Ainsi, Trump, ou plutôt les États-Unis, sont obsessionnellement préoccupés par la Chine. Ici, les déclarations du nouveau président sont réduites au minimum tandis que la mobilisation militaire est maximale. La Chine n'est ni le Mexique ni le Canada, et encore moins le Groenland, que Trump a proposé d'acheter avec une poignée de dollars. On ne peut pas faire chanter la Chine en la menaçant de sanctions.
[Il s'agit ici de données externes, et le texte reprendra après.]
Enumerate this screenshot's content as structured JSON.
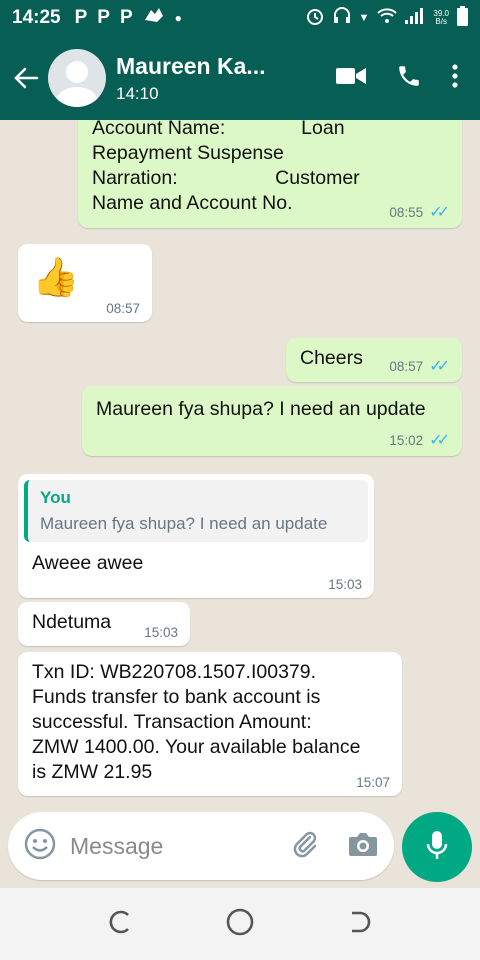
{
  "status_bar": {
    "time": "14:25",
    "notif_icons": [
      "P",
      "P",
      "P"
    ],
    "network_speed_top": "39.0",
    "network_speed_bottom": "B/s"
  },
  "header": {
    "contact_name": "Maureen Ka...",
    "subtitle": "14:10",
    "icons": [
      "back-arrow-icon",
      "avatar",
      "video-call-icon",
      "phone-icon",
      "more-vert-icon"
    ]
  },
  "messages": [
    {
      "id": "m1",
      "direction": "out",
      "lines": [
        "Account Name:              Loan",
        "Repayment Suspense",
        "Narration:                  Customer",
        "Name and Account No."
      ],
      "time": "08:55",
      "read": true
    },
    {
      "id": "m2",
      "direction": "in",
      "emoji": "👍",
      "time": "08:57"
    },
    {
      "id": "m3",
      "direction": "out",
      "text": "Cheers",
      "time": "08:57",
      "read": true
    },
    {
      "id": "m4",
      "direction": "out",
      "text": "Maureen fya shupa? I need an update",
      "time": "15:02",
      "read": true
    },
    {
      "id": "m5",
      "direction": "in",
      "quote_author": "You",
      "quote_text": "Maureen fya shupa? I need an update",
      "text": "Aweee awee",
      "time": "15:03"
    },
    {
      "id": "m6",
      "direction": "in",
      "text": "Ndetuma",
      "time": "15:03"
    },
    {
      "id": "m7",
      "direction": "in",
      "lines": [
        "Txn ID: WB220708.1507.I00379.",
        "Funds transfer to bank account is",
        "successful. Transaction Amount:",
        "ZMW 1400.00. Your available balance",
        "is ZMW 21.95"
      ],
      "time": "15:07"
    }
  ],
  "input": {
    "placeholder": "Message"
  },
  "colors": {
    "header": "#075e54",
    "outgoing_bubble": "#dcf8c6",
    "incoming_bubble": "#ffffff",
    "accent": "#00a884",
    "read_ticks": "#34b7f1",
    "chat_bg": "#e9e3da"
  }
}
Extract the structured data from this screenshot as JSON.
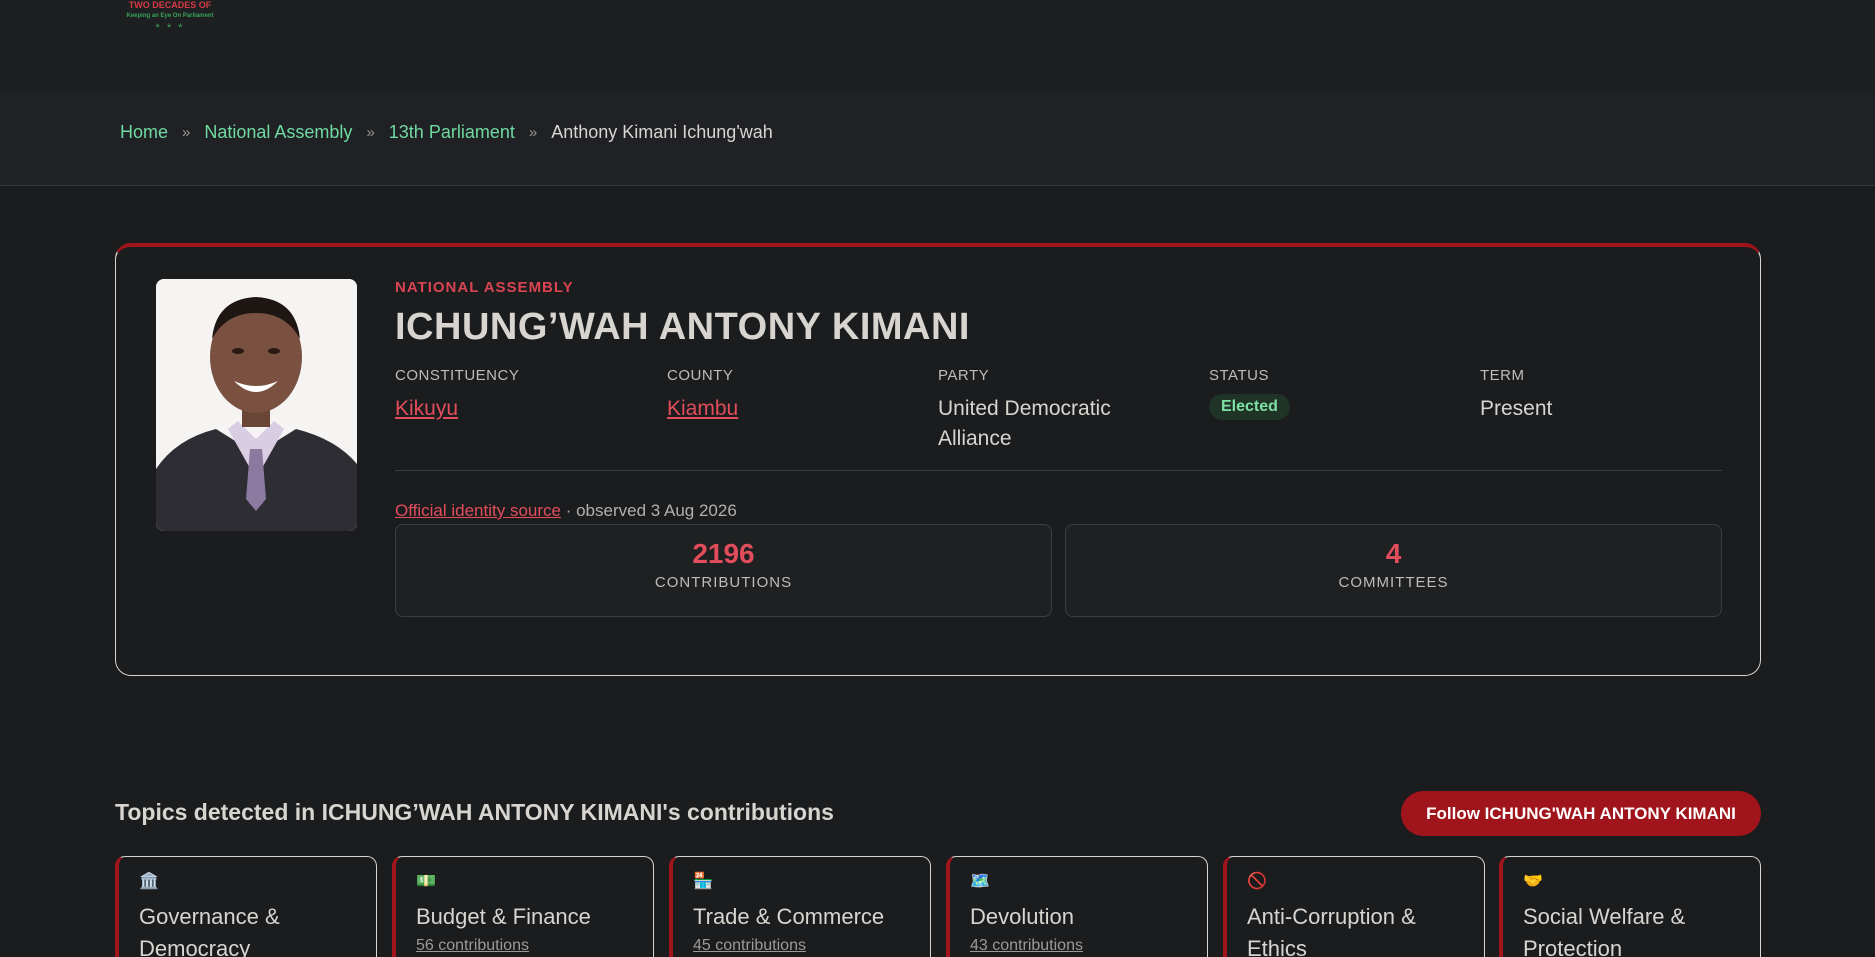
{
  "logo": {
    "line1": "TWO DECADES OF",
    "line2": "Keeping an Eye On Parliament",
    "stars": "* * *"
  },
  "breadcrumb": {
    "items": [
      {
        "label": "Home"
      },
      {
        "label": "National Assembly"
      },
      {
        "label": "13th Parliament"
      }
    ],
    "current": "Anthony Kimani Ichung'wah",
    "separator": "»"
  },
  "profile": {
    "house": "NATIONAL ASSEMBLY",
    "name": "ICHUNG’WAH ANTONY KIMANI",
    "facts": {
      "constituency": {
        "label": "CONSTITUENCY",
        "value": "Kikuyu"
      },
      "county": {
        "label": "COUNTY",
        "value": "Kiambu"
      },
      "party": {
        "label": "PARTY",
        "value": "United Democratic Alliance"
      },
      "status": {
        "label": "STATUS",
        "value": "Elected"
      },
      "term": {
        "label": "TERM",
        "value": "Present"
      }
    },
    "source_link": "Official identity source",
    "observed": " · observed 3 Aug 2026",
    "stats": {
      "contributions": {
        "value": "2196",
        "label": "CONTRIBUTIONS"
      },
      "committees": {
        "value": "4",
        "label": "COMMITTEES"
      }
    }
  },
  "topics": {
    "title": "Topics detected in ICHUNG’WAH ANTONY KIMANI's contributions",
    "follow_label": "Follow ICHUNG'WAH ANTONY KIMANI",
    "cards": [
      {
        "icon": "🏛️",
        "title": "Governance & Democracy",
        "count": ""
      },
      {
        "icon": "💵",
        "title": "Budget & Finance",
        "count": "56 contributions"
      },
      {
        "icon": "🏪",
        "title": "Trade & Commerce",
        "count": "45 contributions"
      },
      {
        "icon": "🗺️",
        "title": "Devolution",
        "count": "43 contributions"
      },
      {
        "icon": "🚫",
        "title": "Anti-Corruption & Ethics",
        "count": ""
      },
      {
        "icon": "🤝",
        "title": "Social Welfare & Protection",
        "count": ""
      }
    ]
  },
  "colors": {
    "accent": "#a0141c",
    "link": "#e24d5c",
    "crumb": "#6fd9a1",
    "status": "#7fe0a6"
  }
}
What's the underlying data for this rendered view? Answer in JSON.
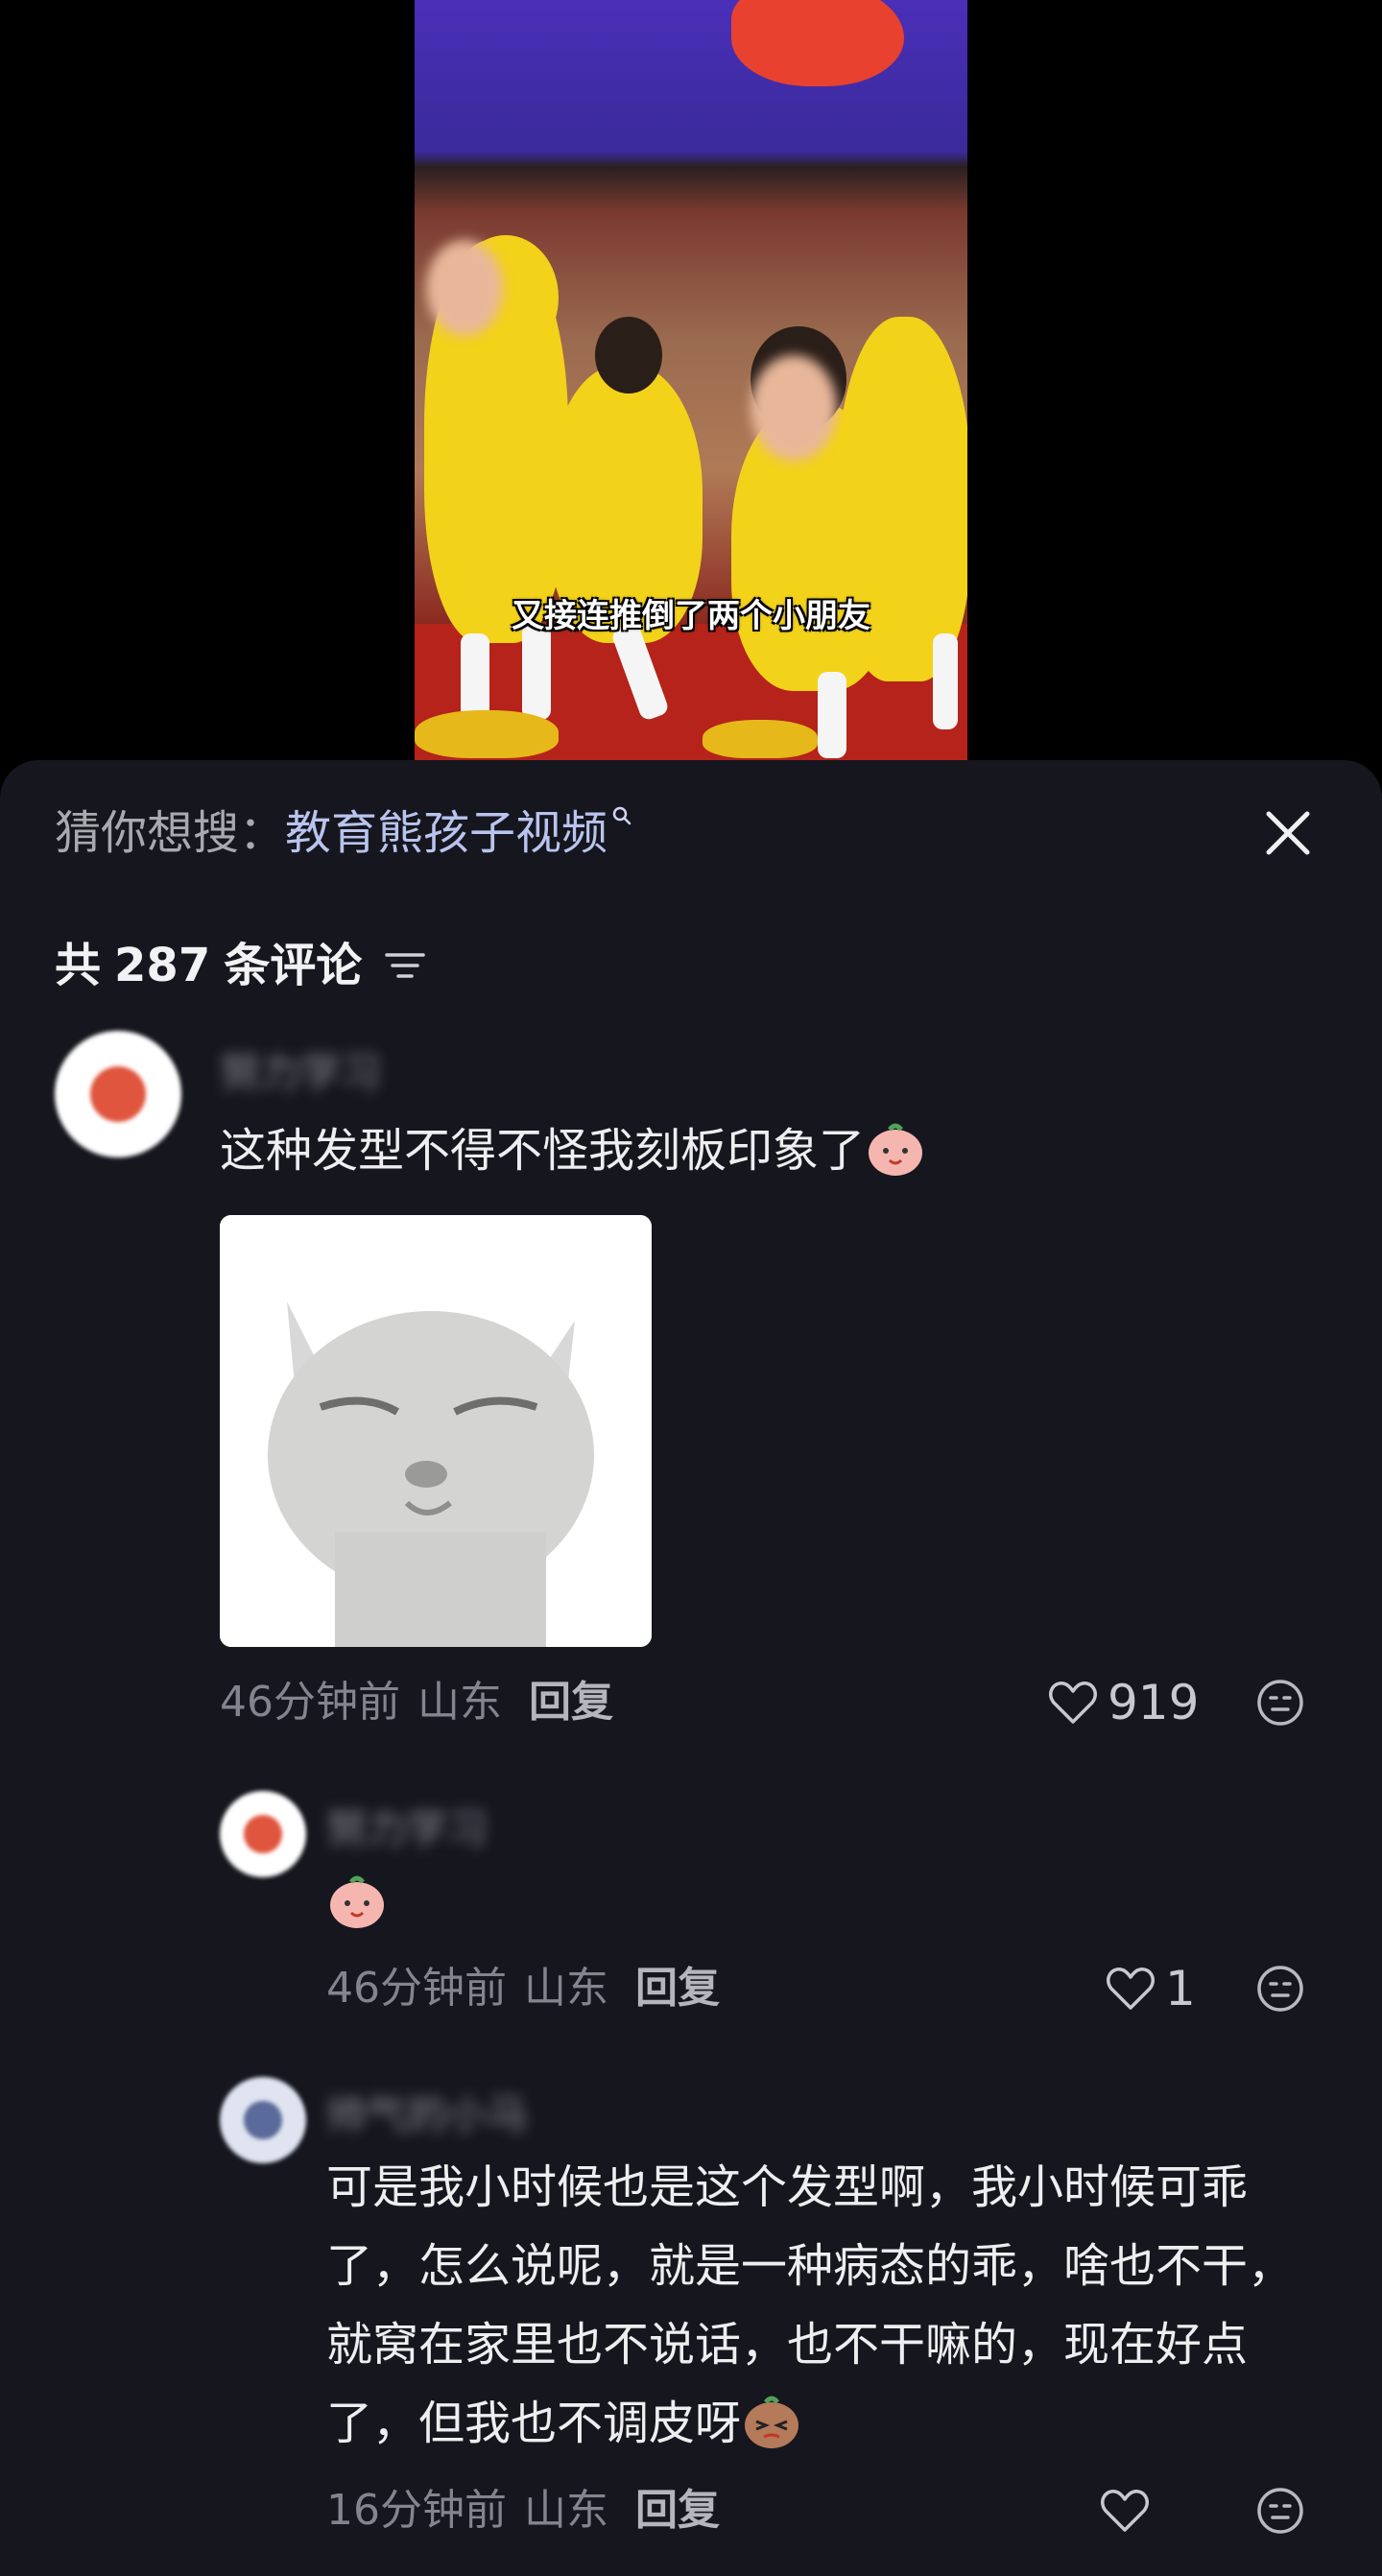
{
  "video": {
    "subtitle": "又接连推倒了两个小朋友"
  },
  "panel": {
    "suggest_label": "猜你想搜：",
    "suggest_query": "教育熊孩子视频",
    "count_prefix": "共",
    "count_number": "287",
    "count_suffix": "条评论"
  },
  "comments": [
    {
      "username": "努力学习",
      "text": "这种发型不得不怪我刻板印象了",
      "time": "46分钟前",
      "location": "山东",
      "reply_label": "回复",
      "likes": "919"
    },
    {
      "username": "努力学习",
      "text": "",
      "time": "46分钟前",
      "location": "山东",
      "reply_label": "回复",
      "likes": "1"
    },
    {
      "username": "帅气的小马",
      "text": "可是我小时候也是这个发型啊，我小时候可乖了，怎么说呢，就是一种病态的乖，啥也不干，就窝在家里也不说话，也不干嘛的，现在好点了，但我也不调皮呀",
      "time": "16分钟前",
      "location": "山东",
      "reply_label": "回复",
      "likes": ""
    }
  ],
  "colors": {
    "panel_bg": "#16161e",
    "query_color": "#b9c4ee",
    "meta_color": "#84848e"
  },
  "icons": [
    "close-icon",
    "sort-icon",
    "heart-icon",
    "emoji-reply-icon",
    "search-mini-icon"
  ]
}
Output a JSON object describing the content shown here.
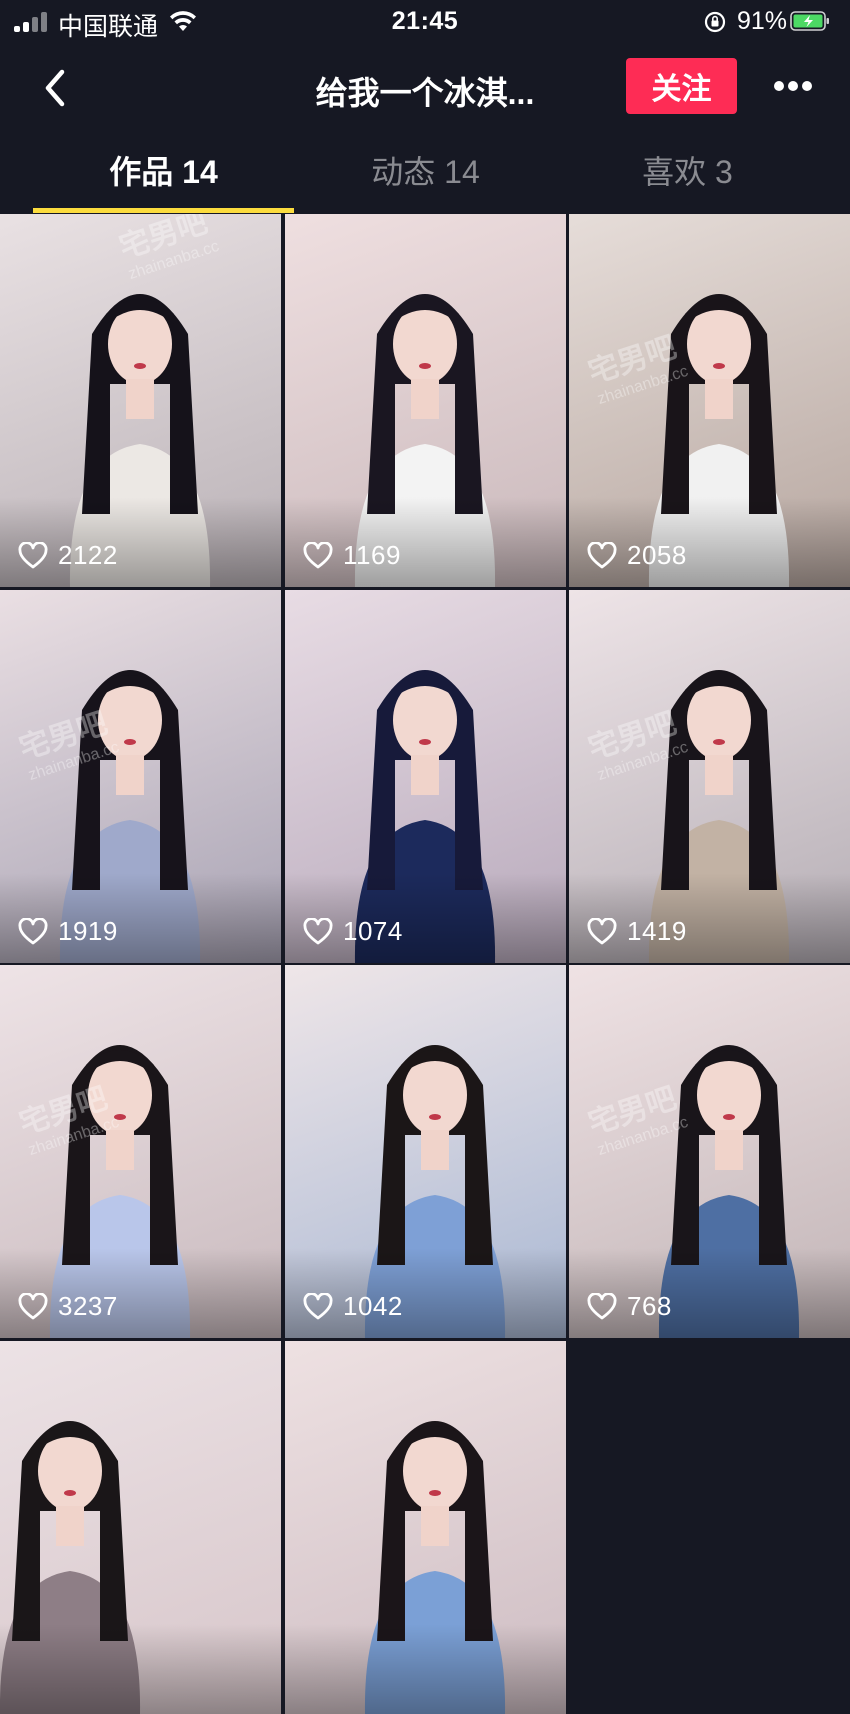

Pour contrer les objectifs de Pékin, il faut s'armer jusqu'aux dents.

Pendant ce temps, Trump a fait pression sur le gouvernement du Panama en menaçant d'occuper le canal, en le forçant à se retirer de l'initiative de la nouvelle route de la soie et en promettant de revoir les contrats avec les entreprises chinoises qui gèrent les ports du canal. Et la confrontation entre les deux impérialismes se poursuit en mer de Chine méridionale et dans le détroit de Taïwan, où les flottes militaires des deux impérialismes s'affrontent quotidiennement avec des « exercices » en vue d'un affrontement qui pourrait être imminent ou reporté, selon les propensions belliqueuses des deux puissances. Telle est leur posture. La première mission américaine sous la présidence Trump a eu lieu entre le 10 et le 12 février lorsque des navires de l'US Navy, le destroyer Ralph Johnson et le navire de reconnaissance Bowditch, ont navigué dans la zone contestée du détroit de Taïwan. Quelques jours plus tard, la Chine a répondu par des patrouilles dans la même zone, montrant qu'elle était prête et préparée à toute éventualité, à n'importe quel endroit, dans la mer de Chine méridionale contestée. Le commandement militaire de Pékin a également annoncé officiellement que ses forces navales et aériennes avaient effectué des patrouilles préventives. Cette patrouille était liée à une démonstration de force occidentale par laquelle, pour la première fois, un porte-avions français a navigué dans l'Indo-Pacifique dans le cadre d'un « exercice » avec les États-Unis et le Japon. La patrouille a été la réponse immédiate de la Chine. En outre, selon un rapport de l'administration de la sécurité maritime de Hainan, des exercices ont également été organisés par la marine de Pékin avec des navires de guerre pakistanais en mer de Chine méridionale.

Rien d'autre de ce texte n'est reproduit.